A Vehicle-to-Vehicle Channel Model for Tactical Communication Environments

doi: 10.11999/JEIT211587
Funds:  The Natural Science Foundation on Frontier Leading Technology Basic Research Project of Jiangsu Province (BK20192002), The National Key Research and Development Program of China (2018YFB1801103), The Research Program of National University of Defense Technology (ZK22-08)

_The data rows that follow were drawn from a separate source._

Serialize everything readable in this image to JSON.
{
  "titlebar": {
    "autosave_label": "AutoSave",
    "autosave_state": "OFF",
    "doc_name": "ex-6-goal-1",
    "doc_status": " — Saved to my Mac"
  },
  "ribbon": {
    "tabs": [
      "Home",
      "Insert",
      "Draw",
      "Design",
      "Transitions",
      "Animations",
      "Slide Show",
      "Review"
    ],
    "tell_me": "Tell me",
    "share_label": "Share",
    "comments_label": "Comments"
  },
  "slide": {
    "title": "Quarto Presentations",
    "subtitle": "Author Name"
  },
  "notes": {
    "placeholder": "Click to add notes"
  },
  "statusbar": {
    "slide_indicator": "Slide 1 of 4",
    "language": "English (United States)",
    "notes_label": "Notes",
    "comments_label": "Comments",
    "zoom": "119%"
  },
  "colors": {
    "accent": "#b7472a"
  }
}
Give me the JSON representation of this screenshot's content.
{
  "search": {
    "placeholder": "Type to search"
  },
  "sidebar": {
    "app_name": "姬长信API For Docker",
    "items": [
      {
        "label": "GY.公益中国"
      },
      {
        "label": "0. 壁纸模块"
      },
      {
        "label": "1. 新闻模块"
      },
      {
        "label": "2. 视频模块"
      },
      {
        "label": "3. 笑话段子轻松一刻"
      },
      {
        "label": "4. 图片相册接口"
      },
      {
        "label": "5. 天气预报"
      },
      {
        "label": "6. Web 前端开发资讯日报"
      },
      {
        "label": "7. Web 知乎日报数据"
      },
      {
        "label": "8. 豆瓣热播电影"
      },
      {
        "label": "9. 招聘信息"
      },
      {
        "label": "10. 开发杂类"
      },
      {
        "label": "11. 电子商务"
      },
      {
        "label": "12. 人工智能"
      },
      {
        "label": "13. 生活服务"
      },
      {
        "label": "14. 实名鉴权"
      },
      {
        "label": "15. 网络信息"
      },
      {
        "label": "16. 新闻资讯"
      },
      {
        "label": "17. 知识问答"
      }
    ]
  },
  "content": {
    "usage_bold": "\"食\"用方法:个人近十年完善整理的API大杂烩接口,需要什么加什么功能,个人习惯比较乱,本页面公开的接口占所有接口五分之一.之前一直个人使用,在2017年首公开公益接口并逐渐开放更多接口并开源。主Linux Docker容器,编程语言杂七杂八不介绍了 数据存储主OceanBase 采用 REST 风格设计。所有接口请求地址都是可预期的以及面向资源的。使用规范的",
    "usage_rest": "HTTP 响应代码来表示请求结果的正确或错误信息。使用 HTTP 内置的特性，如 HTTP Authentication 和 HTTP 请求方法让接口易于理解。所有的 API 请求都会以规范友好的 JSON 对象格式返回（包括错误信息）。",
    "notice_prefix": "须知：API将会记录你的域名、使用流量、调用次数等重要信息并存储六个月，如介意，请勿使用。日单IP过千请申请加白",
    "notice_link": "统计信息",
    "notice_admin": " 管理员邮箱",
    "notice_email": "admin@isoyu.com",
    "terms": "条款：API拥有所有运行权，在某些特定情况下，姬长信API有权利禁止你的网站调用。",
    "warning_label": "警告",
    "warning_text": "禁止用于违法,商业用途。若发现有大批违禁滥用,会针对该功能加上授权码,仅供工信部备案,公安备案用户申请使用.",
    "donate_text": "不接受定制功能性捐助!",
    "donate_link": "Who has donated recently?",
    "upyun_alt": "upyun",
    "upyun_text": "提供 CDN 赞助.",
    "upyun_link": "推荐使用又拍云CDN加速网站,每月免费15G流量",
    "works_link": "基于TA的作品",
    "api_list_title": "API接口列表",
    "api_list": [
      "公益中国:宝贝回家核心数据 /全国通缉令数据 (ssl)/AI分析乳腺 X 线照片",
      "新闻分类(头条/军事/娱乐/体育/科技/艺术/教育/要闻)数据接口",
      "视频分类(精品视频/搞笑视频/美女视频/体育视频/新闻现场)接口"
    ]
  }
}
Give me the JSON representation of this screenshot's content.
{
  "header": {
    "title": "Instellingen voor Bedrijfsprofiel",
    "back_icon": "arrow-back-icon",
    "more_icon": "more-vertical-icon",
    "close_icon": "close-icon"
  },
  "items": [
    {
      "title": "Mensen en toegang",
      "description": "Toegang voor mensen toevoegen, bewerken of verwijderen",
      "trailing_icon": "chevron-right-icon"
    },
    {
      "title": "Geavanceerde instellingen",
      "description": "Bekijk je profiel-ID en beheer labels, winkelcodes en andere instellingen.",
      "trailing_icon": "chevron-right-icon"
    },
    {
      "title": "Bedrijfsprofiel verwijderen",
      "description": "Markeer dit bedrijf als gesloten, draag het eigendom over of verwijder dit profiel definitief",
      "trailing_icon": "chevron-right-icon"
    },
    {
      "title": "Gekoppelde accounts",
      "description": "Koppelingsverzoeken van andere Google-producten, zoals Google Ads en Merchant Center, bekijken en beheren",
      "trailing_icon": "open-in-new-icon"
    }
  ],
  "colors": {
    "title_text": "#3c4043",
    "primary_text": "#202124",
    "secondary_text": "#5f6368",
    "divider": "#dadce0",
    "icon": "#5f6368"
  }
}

  • Received Date: 2021-12-28
  • Rev Recd Date: 2022-05-28
  • Available Online: 2022-06-15
  • Publish Date: 2023-03-10
  • In the tactical communication environments, the characteristics of the wireless channel between mobile vehicle platforms become more complicated. The impact of the special tactical factors is not taken into account in the traditional mobile channel models. Therefore, these models are difficult to be applied directly to the design and optimization of vehicular systems in the tactical scenarios. In order to address the limitation of traditional mobile channel models, a Tactical Vehicle-to-Vehicle (T-V2V) channel model is proposed for the tactical communication environments, which considers jointly the influences of the mutual movement between two vehicle platforms, the alignment problem of directional antennas and the tactical terrain. Then, the proposed model is statistically analyzed based on the index of the Lever Crossing Rate (LCR) and the Average Duration of Fading (ADF). The simulation results show that the proposed model is more suitable for the actual situation and reflects the changing characteristics of V2V channel more accurately in the tactical environments. Finally, the relevant factors of the proposed model are analyzed and the conclusions can provide important guiding significance for the physical layer design in tactical communication environments.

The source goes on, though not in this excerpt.